Кустодиев играл с куклами, как ребенок".
Так и в этот день, 15 мая: он легко шутил, смеялся, вспоминал кукольников. Но на другой день ему стало хуже. Он стал какой-то тихий, более равнодушный к окружающим. И первый раз в жизни, быть может, не взял в руки карандаш.
— Что у тебя болит? — тревожно спрашивала жена.
— Ничего. Просто устал. Все же пятидесятый год пошел.
— Ты отдохни. Ничего не делай. Полежи дня три — усталость пройдет, успокаивала она.

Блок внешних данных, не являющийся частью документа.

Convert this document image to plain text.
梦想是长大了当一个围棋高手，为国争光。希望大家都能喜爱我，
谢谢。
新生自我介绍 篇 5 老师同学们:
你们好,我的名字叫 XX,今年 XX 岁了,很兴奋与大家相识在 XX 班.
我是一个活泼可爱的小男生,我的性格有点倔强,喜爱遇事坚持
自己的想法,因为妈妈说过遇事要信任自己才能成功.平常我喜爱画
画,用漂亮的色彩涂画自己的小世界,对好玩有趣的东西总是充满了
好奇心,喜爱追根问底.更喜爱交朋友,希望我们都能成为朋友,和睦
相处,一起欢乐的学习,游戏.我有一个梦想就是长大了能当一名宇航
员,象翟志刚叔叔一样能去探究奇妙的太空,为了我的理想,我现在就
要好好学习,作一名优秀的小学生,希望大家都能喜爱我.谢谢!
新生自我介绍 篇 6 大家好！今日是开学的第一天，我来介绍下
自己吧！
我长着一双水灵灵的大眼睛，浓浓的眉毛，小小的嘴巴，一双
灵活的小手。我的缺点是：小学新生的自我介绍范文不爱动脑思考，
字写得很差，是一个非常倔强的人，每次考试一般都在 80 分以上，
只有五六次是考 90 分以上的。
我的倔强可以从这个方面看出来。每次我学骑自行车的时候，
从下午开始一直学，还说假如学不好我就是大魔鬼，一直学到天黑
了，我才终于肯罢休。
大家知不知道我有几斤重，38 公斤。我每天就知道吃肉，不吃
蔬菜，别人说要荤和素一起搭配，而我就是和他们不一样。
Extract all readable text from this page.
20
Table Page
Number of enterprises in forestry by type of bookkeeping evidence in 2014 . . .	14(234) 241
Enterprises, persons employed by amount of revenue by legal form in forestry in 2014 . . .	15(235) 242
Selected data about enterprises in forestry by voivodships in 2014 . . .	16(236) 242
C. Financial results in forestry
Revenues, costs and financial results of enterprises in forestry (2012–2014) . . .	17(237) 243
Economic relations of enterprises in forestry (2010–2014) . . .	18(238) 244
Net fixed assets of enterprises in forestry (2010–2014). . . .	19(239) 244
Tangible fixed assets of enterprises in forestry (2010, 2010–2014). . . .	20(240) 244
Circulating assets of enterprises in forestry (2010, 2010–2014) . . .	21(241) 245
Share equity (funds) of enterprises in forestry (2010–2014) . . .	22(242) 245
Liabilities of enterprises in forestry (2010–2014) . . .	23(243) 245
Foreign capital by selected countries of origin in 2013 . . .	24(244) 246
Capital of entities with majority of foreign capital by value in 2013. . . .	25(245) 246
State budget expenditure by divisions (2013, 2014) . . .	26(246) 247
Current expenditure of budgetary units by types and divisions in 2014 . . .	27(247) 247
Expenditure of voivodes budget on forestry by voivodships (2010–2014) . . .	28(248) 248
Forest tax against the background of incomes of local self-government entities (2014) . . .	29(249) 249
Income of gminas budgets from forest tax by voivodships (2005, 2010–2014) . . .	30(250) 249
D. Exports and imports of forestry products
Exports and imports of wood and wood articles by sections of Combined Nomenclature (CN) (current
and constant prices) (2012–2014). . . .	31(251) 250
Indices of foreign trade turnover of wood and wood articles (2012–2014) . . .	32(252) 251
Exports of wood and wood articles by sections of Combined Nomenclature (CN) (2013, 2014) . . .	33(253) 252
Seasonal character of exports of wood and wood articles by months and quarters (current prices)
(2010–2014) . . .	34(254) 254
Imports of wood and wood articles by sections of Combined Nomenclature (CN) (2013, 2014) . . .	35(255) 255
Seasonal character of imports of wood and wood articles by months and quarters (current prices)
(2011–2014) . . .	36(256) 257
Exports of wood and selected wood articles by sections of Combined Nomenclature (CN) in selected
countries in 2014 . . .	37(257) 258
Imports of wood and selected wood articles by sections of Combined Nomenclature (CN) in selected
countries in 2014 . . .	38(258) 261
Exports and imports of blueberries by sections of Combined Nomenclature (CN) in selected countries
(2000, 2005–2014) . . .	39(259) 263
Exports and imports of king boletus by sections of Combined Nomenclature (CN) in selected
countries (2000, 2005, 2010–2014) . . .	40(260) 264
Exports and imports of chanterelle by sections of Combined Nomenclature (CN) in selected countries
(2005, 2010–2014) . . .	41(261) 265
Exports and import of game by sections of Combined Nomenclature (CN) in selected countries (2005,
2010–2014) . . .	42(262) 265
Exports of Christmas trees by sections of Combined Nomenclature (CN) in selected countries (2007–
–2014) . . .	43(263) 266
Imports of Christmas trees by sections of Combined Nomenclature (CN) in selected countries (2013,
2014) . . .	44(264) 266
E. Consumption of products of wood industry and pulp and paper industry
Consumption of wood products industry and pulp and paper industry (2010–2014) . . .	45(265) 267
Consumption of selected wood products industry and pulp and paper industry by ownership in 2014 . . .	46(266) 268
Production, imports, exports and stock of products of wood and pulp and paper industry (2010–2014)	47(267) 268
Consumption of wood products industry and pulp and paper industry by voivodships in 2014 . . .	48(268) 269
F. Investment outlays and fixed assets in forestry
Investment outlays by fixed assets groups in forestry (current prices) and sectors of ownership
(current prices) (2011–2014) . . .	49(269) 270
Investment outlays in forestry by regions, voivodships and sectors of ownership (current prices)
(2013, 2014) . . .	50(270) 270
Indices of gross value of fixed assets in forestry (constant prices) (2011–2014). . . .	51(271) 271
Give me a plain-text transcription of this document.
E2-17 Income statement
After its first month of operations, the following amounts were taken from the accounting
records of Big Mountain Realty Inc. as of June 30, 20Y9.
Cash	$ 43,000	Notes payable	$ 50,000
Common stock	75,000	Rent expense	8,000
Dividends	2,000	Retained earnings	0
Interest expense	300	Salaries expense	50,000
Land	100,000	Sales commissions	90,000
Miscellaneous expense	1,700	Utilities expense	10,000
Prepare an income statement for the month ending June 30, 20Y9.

— Трех дней мне мало, Юлик. Я уставал долго, всю жизнь. И отдыхать надо долго… — Он склонил голову. Как-то отрешенно спросил: — Ты знаешь, отчего умер Блок?
— Боря, ты же знаешь отчего. Что ты говоришь?
— Я просто говорю, что он умер оттого, что устал. Устал страдать, бороться, любить, жалеть…
В тот роковой день часов в шесть в комнату зашла Ирина. Васильковое платье делало яркими ее синие глаза, ее румянец. Она поцеловала отца, присела.